Der Geldgeber regiert mit

Die meisten Länder Afrikas haben ihre wirtschaftspolitische Souveränität an Währungsfonds und Weltbank verloren

von DOMINIC JOHNSON

Fast alle Regierungen Afrikas sind finanziell auf Weltbank und Internationalen Währungsfonds (IWF) angewiesen. Nur immer neue Kredite und Stundungsprogramme unter strengen Auflagen verhinderten, dass Afrikas Staaten in den 90er-Jahren, als sich die Supermächte und ehemaligen Kolonialherren ökonomisch weitgehend aus Afrika zurückzogen, unter ihrer Schuldenlast zusammenbrachen und reihenweise Bankrott gingen. Afrikas Schulden stiegen nach UN-Angaben von 116 Milliarden US-Dollar 1990 auf 320 Milliarden 1998 und 350 Milliarden in diesem Jahr.

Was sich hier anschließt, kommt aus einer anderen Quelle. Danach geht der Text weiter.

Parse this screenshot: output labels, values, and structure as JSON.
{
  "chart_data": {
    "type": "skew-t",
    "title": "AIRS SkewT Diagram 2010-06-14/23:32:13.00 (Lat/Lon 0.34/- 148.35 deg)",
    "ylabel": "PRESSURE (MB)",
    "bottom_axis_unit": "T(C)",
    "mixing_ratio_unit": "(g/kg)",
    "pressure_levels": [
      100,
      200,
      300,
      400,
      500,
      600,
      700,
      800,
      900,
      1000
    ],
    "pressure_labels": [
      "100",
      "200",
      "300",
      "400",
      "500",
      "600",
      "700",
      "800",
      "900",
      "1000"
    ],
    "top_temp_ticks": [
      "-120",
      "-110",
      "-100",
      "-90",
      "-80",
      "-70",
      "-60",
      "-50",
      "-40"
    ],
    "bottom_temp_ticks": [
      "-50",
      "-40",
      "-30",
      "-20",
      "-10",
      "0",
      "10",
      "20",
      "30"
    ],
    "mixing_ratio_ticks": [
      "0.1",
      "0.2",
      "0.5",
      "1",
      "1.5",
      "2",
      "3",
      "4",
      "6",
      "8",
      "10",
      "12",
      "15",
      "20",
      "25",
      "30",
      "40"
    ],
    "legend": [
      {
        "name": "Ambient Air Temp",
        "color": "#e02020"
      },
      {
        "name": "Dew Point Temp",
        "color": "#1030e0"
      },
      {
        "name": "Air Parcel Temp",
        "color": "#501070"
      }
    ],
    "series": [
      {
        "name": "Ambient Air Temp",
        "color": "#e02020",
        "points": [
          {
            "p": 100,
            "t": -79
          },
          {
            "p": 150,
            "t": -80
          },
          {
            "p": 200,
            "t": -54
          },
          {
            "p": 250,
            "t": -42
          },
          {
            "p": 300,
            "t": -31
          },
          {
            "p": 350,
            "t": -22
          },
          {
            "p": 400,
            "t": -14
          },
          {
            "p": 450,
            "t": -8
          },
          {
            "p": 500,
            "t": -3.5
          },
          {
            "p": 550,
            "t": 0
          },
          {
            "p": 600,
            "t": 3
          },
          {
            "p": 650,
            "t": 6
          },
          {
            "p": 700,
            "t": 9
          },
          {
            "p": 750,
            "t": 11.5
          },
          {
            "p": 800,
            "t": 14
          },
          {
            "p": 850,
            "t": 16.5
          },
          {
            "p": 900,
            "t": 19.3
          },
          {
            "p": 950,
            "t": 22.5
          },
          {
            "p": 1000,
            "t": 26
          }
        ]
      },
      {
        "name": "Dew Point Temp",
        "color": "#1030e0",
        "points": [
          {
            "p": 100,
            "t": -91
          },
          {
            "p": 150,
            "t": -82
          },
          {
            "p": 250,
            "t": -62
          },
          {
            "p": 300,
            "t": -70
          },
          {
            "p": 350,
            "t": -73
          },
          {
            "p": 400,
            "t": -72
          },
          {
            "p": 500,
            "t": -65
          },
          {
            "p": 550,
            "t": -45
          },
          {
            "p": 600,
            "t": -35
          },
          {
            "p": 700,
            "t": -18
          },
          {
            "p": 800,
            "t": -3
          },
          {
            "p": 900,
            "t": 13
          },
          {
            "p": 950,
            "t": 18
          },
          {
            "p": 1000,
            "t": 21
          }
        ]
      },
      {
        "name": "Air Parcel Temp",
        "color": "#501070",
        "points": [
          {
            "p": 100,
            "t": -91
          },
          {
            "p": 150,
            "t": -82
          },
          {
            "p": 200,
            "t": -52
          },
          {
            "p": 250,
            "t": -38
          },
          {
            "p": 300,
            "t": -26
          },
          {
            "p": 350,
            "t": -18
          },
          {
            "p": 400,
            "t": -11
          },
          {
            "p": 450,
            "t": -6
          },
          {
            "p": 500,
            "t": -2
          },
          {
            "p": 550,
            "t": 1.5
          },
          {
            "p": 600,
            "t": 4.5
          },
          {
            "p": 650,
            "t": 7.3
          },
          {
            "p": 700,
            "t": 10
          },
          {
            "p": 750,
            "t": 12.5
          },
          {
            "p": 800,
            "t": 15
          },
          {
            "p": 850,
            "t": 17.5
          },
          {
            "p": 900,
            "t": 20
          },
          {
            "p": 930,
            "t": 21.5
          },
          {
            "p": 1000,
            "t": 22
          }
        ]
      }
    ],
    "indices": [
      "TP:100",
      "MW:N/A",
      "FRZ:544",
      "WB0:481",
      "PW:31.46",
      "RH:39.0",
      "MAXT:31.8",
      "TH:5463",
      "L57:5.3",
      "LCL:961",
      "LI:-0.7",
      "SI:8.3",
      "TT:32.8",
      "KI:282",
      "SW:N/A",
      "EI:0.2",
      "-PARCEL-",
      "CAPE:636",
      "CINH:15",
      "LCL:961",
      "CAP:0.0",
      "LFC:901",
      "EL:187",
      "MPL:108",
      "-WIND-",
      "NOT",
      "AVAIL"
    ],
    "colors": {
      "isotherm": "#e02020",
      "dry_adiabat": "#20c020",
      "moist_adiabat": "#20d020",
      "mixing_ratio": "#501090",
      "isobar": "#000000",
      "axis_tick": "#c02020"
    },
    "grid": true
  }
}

Damit haben die meisten afrikanischen Länder ihre wirtschaftspolitische Souveränität verloren. Ökonomische Zieldaten und die Höhe und Struktur der Staatshaushalte werden bis in kleinste Details diktiert. Sozialausgaben und Investitionen in Bildung und Gesundheit wurden lange zugunsten des Schuldendienstes vernachlässigt, so dass die Armut und Marginalisierung weiter Bevölkerungsteile und damit auch die politische Instabilität zugenommen hat. Dem Zugriff der Strukturanpassungsprogramme entziehen sich nur der informelle Sektor und der Schmuggelhandel. Letzterer wächst parallel zur Schwächung der Staaten allmählich zur grenzüberschreitenden organisierten Kriminalität aus.

Je mehr die Geldgeber die Schuldenlast lindern, desto weniger tolerieren sie Zahlungsversäumnisse. Die 1996 erstmals von IWF und Weltbank konzipierten neuen Hilfsprogramme für besonders arme und hoch verschuldete Länder (Debt Initiative for the Heavily Indebted Poor Countries – HIPCs) verringern die Schuldenlast erheblich, den tatsächlichen Schuldendienst aber viel weniger; bei bisher säumigen Zahlern erhöhen sie ihn sogar. 13 afrikanische Länder nehmen mittlerweile an HIPC-Programmen teil.

Bisher hat lediglich Uganda das Programm bis zum „Abschlusspunkt“ durchlaufen, der nach drei Jahren Strukturanpassung und der anschließenden „Einhaltung makroökonomischer Stabilität und der Durchführung einer Armutsverringerungsstrategie“ gewährt wird und mit einer 90-prozentigen Streichung der Grundkreditsummen verbunden ist. Uganda gilt in den Augen ausländischer Investoren als einer der wenigen Hoffnungsträger Afrikas. Ein anderer dieser Hoffnungsträger, Ghana, hat wegen der strengen Bedingungen ein HIPC-Programm abgelehnt. Und in Uganda führt die Auslagerung der Wirtschaftspolitik in die Hände der Geldgeber zu politischer Verkrustung und zum Wildwuchs informeller ökonomischer Aktivitäten hoher Politiker und Militärs im benachbarten Kongo.

Die Rolle der Geldgeber wird in Afrika nicht nur negativ gesehen. In einer korrupten Diktatur stößt die Schwächung der Regierung oft auf breite Zustimmung in der Gesellschaft. In manchen Ländern sind einheimische Mitarbeiter von IWF und Weltbank zuweilen zu Anführern von Oppositionsparteien geworden. Oft bieten die Statistiken der Geldgeber den einzigen seriösen Kontrapunkt zur staatlichen Propaganda und dienen der politischen Opposition als Waffe im Kampf um die Wahrheit. Jüngstes Beispiel ist Simbabwe, wo die wahren Kosten der unpopulären Militärintervention im Kongo erst auf den Tisch kamen, als der IWF den geschönten Zahlen der Regierung widersprach.

Dass sich die Geldgeber heute immer mehr der Armutsverringerung zuwenden, kann vernachlässigten sozialen Bereichen zugute kommen. In immer mehr Ländern wird der Grundschulbesuch wieder kostenlos. Und vor zwei Wochen bewilligte die Weltbank erstmals Kredite von 500 Millionen Dollar für Aidsbekämpfung in Afrika. Die ersten Empfänger sind Äthiopien und Kenia.